A little-known feature in Windows could lead to big security problems for web surfers.
Security researchers Billy Rios and Nathan McFeters say they've discovered a new way that the URI (Uniform Resource Identifier) protocol handler technology, used by Windows to launch programs through the browser, can be misused to steal data from a victim's computer.
URI bugs have become a hot topic over the past month, ever since researcher Thor Larholm showed how a browser could be tricked into sending malformed data to Firefox using this technology. This bug allowed an attacker to run malware on a victim's PC.
Later, other researchers, including Rios and McFetters, showed how other browsers and applications could be misused to achieve similar goals.
In the past days, however, Rios and McFetters have shifted their focus away from malformed data and have taken a close look at how attackers could simply misuse the legitimate features of software that is launched via the URI protocol handler, something they call "functionality based exploitation."
Their initial results show that there could be plenty of ways to misuse this technology.
Though they will not name the company responsible for the software, the researchers said they have found a major flaw in a widely used program that could be misused to steal data from a victim's computer.
"It is possible through the URI to actually steal content form the user's machine and upload that content to a remote server of the attacker's choice," said McFetters, a senior security advisor for Ernst & Young. "This is all through functionality that the application provides."
Rios and McFetters plan to release the results of their research after the vendor has had a chance to fix the problem, but this may be the beginning of a new round of problems with a technology that is just starting to be scrutinised by security professionals.
"It's a hacker's dream and programmer's nightmare," said Eric Schultze, chief security architect with Shavlik Technologies. "I think over the next six to nine months, hackers are going to find lots of ways to exploit standard applications to do non-standard functions."
By using these custom URI protocol names, software developers are trying to make lives easier for their customers. The Windows Registry keeps track of the names and associates them with programs, so that any time they are called up in the browser, the appropriate software is launched.
For example AOL's instant messenger client uses the name "aim." So clicking on a web link that begins "aim:goim" or putting the address "aim:goim" in the browser's address bar will open an AIM instant message window.
The problem is that software developers have rushed to enable their applications without properly thinking about how they could then be misused by attackers, McFetters said. "We've had a hard time with a lot of these applications understanding why these applications are registering the URI at all."

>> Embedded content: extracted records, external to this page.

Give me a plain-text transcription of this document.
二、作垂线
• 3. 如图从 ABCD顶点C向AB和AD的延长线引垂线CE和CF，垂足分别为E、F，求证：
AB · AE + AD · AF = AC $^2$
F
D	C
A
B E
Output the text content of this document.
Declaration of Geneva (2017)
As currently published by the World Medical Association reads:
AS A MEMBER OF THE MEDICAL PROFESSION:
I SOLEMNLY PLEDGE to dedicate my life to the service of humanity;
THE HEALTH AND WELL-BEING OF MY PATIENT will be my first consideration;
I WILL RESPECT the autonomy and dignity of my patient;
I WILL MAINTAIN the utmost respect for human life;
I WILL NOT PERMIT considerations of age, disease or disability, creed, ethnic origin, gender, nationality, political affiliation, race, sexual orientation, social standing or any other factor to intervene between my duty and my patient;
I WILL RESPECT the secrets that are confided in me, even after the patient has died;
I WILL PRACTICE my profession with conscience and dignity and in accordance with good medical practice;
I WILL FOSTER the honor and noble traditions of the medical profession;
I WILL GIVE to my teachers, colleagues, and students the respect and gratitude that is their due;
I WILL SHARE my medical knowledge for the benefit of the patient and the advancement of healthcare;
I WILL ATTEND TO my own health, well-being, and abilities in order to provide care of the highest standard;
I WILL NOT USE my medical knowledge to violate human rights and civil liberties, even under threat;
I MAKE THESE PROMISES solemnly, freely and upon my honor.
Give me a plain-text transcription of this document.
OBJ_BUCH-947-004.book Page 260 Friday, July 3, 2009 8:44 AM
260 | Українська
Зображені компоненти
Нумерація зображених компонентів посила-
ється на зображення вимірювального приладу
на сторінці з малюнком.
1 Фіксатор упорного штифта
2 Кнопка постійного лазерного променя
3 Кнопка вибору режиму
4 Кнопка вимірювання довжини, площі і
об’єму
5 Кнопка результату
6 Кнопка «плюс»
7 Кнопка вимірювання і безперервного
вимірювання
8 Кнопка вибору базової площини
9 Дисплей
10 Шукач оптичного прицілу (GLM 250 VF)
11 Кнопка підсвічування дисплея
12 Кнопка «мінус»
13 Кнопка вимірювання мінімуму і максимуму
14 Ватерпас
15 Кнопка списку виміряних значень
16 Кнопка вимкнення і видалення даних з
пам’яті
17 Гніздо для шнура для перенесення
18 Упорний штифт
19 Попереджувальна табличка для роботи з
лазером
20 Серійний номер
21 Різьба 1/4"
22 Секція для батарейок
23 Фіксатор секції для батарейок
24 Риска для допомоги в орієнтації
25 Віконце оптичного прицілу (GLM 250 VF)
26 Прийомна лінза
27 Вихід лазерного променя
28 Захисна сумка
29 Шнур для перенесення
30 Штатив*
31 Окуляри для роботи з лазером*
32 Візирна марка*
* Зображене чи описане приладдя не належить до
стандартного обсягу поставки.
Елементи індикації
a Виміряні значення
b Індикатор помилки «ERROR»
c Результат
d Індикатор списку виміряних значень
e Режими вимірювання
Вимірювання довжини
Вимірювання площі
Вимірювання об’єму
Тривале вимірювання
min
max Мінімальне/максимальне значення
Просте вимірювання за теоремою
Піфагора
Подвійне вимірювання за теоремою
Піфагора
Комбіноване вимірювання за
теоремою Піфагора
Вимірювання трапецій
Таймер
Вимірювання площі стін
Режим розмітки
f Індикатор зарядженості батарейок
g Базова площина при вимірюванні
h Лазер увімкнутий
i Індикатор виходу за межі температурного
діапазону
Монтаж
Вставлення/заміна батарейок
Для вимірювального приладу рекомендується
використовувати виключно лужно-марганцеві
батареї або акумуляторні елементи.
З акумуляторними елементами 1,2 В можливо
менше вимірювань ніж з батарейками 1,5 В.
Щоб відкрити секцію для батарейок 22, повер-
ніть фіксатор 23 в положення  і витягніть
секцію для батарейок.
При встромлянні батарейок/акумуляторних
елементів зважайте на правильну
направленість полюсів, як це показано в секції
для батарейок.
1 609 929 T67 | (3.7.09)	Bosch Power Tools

Firefox, for example, has used the "FirefoxURL" handler so users can launch Firefox out of Internet Explorer. "I still have a hard time understanding why they registered that," he added.
These URI issues are complicated, even for software developers. Mozilla initially thought that Larholm's bug needed Internet Explorer in order to be triggered, but this assessment turned out to be wrong, and two weeks later the Firefox team was forced to patch the same problem. "If an organisation like Mozilla is having issues with understanding how a URI handler increases the scope and the attack surface of their applications, think about how hard it is for a small development shop," McFetters said.
Microsoft is working to educate users and developers about these security issues, but there's only so much that it can do, said Mark Griesi, a security program manager with Microsoft.
Griesi said that he does not see any of these URI issues as something that needs to be fixed in Windows or Internet Explorer. That's up to the individual software developers whose programs may be misused. "Security is an industry responsibility and this is certainly a case of that [principle]," he said. "It's not Microsoft's position to be the gatekeeper of all third-party applications.”